If she were to say, "Leave business this year, and take me to Europe, or to Madagascar," I should do it: she would have to arrange the matter with Mabel, but that she could do without difficulty, I have not the least doubt. It would be a loss to Water Street, and my departure would be felt in business circles generally; but they would have to stand it as they might. In this case, however, no heavy sacrifice was involved: for a few hours, or days, or weeks, Pipeline, as Mabel says, can conduct the old stand well enough. What it needs is the feeling that a master mind presides over its destinies, though from such a distance as Newport or the Wayback woods.

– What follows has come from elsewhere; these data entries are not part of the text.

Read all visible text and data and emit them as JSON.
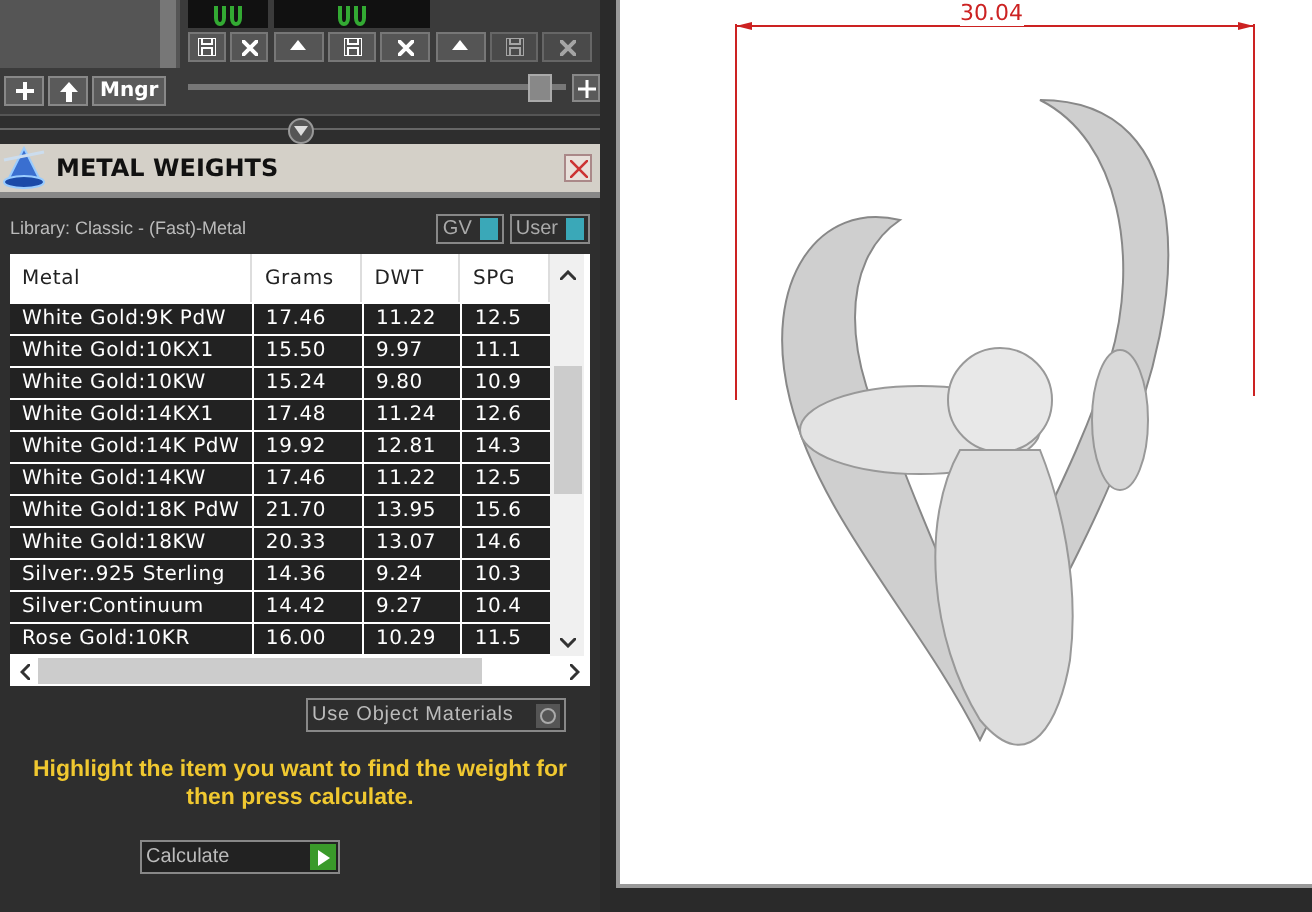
{
  "top_toolbar": {
    "manager_button": "Mngr",
    "thumbnails": [
      {
        "kind": "partial"
      },
      {
        "kind": "full"
      },
      {
        "kind": "empty"
      }
    ],
    "zoom_slider": {
      "level": 0.95
    }
  },
  "panel": {
    "title": "METAL WEIGHTS",
    "library": "Library: Classic - (Fast)-Metal",
    "toggles": [
      {
        "label": "GV",
        "on": true
      },
      {
        "label": "User",
        "on": true
      }
    ],
    "table": {
      "columns": [
        "Metal",
        "Grams",
        "DWT",
        "SPG"
      ],
      "rows": [
        [
          "White Gold:9K PdW",
          "17.46",
          "11.22",
          "12.5"
        ],
        [
          "White Gold:10KX1",
          "15.50",
          "9.97",
          "11.1"
        ],
        [
          "White Gold:10KW",
          "15.24",
          "9.80",
          "10.9"
        ],
        [
          "White Gold:14KX1",
          "17.48",
          "11.24",
          "12.6"
        ],
        [
          "White Gold:14K PdW",
          "19.92",
          "12.81",
          "14.3"
        ],
        [
          "White Gold:14KW",
          "17.46",
          "11.22",
          "12.5"
        ],
        [
          "White Gold:18K PdW",
          "21.70",
          "13.95",
          "15.6"
        ],
        [
          "White Gold:18KW",
          "20.33",
          "13.07",
          "14.6"
        ],
        [
          "Silver:.925 Sterling",
          "14.36",
          "9.24",
          "10.3"
        ],
        [
          "Silver:Continuum",
          "14.42",
          "9.27",
          "10.4"
        ],
        [
          "Rose Gold:10KR",
          "16.00",
          "10.29",
          "11.5"
        ]
      ]
    },
    "use_object_materials": {
      "label": "Use Object Materials",
      "checked": false
    },
    "hint": "Highlight the item you want to find the weight for then press calculate.",
    "calculate": "Calculate"
  },
  "viewport": {
    "dimension": "30.04"
  }
}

We agreed on an hour – that is, she told me to be at the door at two – and I went down town, feeling relieved. It is much better for Clarice to take the responsibility of opening communications, and I wish she would conduct the whole interview, like a major-general with his aid-de-camp or a master plumber sending out his apprentices to mend the pipes – leaving me only to take notes of instructions. But that is too much to expect. It is a delicate task before me, and my talents for such (according to the ladies), are not so eminent that I should be anxious to overwork them. I can manage a man, and some women perhaps; but to catechize and cross-examine her on a subject as to which pride, and honor, and modesty lock a girl's lips – I don't see how I can do it, even with her consent. I would rather smoke my pipe through a powder mill than hurt you, my poor Princess: my clumsy fingers were never made to play about your heartstrings.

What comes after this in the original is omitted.